Вишь, он какую однова штуку удрал у Игнатовских. Надыть тебе молвить, он шубенкой тогда поизносился, ну и армячишко, признаться, с плеч уж полез; а все чихирем-то вот этим не в меру занимался. Пошел он, вишь, к Игнатовским; думает, наши ребята туда мало ходят, коли что и сделаю, — не узнают. Понаведался. Дали ему, примерно, работу; свалял себе шубу ночью да и след показал. Сам еще нам и делом-то этим похвалялся; и сошло было с рук. А вот на другом, так словно на льду обломился. И случилось-то это дело непутное тоже коло нашей деревни: купил, вишь, лошковский мельник Дементий ячменю хорошего, а Матюха на ту пору работал у него да и заночевал, примерно. Встает Дементий мельник поутру да и спохватись ячменю-то; совался мужик туда и сюда: все закоулки поисшарил. Нет ячменю, словно помелом кто вымел; пропал ячмень совсем, и с мешком, и с веревочкой.

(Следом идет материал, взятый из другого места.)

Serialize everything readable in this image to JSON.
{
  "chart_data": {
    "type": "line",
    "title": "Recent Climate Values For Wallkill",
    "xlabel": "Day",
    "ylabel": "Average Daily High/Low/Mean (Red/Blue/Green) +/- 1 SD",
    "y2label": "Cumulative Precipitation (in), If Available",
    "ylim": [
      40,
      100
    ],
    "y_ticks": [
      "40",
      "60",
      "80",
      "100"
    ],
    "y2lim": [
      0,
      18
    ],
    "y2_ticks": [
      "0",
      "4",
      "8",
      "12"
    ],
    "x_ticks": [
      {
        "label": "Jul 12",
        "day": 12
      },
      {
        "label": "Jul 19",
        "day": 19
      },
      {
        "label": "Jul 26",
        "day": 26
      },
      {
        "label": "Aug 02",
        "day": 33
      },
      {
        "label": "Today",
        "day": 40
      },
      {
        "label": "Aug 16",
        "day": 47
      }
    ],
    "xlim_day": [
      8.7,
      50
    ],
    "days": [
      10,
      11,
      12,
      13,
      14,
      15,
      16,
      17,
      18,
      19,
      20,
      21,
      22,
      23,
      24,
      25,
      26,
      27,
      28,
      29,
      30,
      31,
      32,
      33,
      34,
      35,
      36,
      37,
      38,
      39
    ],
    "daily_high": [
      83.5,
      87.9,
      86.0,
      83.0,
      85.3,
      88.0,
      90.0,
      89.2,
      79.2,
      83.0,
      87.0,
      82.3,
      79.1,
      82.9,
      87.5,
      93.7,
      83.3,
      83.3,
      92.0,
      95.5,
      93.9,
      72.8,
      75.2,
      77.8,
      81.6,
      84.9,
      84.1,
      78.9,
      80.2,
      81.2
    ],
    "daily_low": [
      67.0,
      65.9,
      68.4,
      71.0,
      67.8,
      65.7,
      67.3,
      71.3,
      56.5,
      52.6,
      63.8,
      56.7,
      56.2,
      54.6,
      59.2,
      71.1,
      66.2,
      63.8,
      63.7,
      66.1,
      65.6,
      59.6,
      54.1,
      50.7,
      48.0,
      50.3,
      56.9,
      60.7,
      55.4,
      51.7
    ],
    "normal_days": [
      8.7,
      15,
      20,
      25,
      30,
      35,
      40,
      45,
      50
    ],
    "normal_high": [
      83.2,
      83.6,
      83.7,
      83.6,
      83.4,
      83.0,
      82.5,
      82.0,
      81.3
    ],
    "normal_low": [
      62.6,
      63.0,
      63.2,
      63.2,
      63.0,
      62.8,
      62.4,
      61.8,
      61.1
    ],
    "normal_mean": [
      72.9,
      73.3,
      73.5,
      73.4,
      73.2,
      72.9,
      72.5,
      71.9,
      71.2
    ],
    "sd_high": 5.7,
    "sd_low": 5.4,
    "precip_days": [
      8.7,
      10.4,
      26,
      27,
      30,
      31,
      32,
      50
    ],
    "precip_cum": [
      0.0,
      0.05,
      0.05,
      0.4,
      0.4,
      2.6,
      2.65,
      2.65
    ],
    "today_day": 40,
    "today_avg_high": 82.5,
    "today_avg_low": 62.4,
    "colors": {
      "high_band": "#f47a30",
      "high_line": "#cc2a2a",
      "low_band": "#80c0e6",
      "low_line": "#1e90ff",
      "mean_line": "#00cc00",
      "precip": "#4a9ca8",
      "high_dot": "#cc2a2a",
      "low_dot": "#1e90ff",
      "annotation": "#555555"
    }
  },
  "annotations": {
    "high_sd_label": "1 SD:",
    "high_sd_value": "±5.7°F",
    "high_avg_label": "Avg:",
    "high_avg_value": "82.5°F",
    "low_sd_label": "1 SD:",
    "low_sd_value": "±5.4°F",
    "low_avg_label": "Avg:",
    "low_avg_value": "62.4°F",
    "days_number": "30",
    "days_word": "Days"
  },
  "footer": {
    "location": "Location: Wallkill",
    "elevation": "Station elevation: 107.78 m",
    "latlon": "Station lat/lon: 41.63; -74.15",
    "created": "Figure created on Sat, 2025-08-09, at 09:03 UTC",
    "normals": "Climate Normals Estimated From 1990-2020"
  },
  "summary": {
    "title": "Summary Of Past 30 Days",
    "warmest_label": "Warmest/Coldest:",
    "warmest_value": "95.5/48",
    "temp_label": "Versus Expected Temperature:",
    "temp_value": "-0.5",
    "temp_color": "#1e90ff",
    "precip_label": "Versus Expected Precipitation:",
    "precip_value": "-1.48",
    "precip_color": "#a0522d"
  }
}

— Не видал, — бает, — Матюха, куда ячмень подевался?


А тот, словно правый, за работой сидит и нитку еще в ту пору вдергивал.


— Нет, Дементий Андреич, не видал; слышал, признаться, впросонках, словно твой Жучко на кого лаял, а не видал. И греха на душу брать не хочу; не видал.


Ну, заперся, слышь, заперся, словно и невесть что! Да уж по весне узнали, кто греху был причастен: сам же Матюха и привез к Дементию. А ячмень-от был не нашенский, а заморский, еще и у барина-то у Безинского купил. Пошла про Савву худая слава: мы его не берем, одному ходить — неповадно, да все уж и знают; а нет, так и мы подкузьмим. Посовался Матюха туды да сюды: видит — дело дрянь, не выгорает; так он по весне и сгинул, словно топор ко дну. Бают ребята, что в Рыбное потянулся в бурлачину. Ну уж там, знамо, уховерт-народ, не клади пальца в рот, зараз тяпнут.


Только что вышли швецы от соцкого и показались, в полушубках нараспашку, середи улицы, почти изо всех окон послышались приглашения. Между громкими бабьими криками особенно резче всех раздавался одной.


— Нишкните-ко, ребята, чтой-то солдатка-то больно зазывает? — спросил Степан. — Нешто много работы у тебя?


— Понька есть, полушубок, кормильцы.


— Ишь ведь, горлодериха эдакая, — бабью работу зазывает: поньку шить; нешто у самой-то руки отвалились? Поди-ко, Терентий, учи ее, глупую, уму-разуму да втемяшь ей хорошенько, чтоб вдругорядь не навязывала чего не следует. Сшей ей полушубок-то да и приходи к нам, — распорядился старик Степан, видимо обиженный и принявший предложение шить поньку за насмешку.


Компания швецов разделилась. Все они разбрелись по разным избам и в одиночку; один Степан вдвоем с учеником, Тереха между тем явился к солдатке.


— Кошку бьют — невестке намеки дают; поньку-то ты шей сама: ваше это дело, бабье, а вот коли полушубок есть, так стачаем. Давай, где он у тебя тут?


— Ишь ведь как ты расчуфырился, словно и невесть что обидное молвила. Я и сама, коли хошь, так сдачи дам.


— Сдачи мне твоей не надо, береги про себя; а мы не то что с бабой, и с волком справлялись! — говорил Терентий уже не тем шутливым голосом, а таким, какой был бы даже впору и самому старику Степану.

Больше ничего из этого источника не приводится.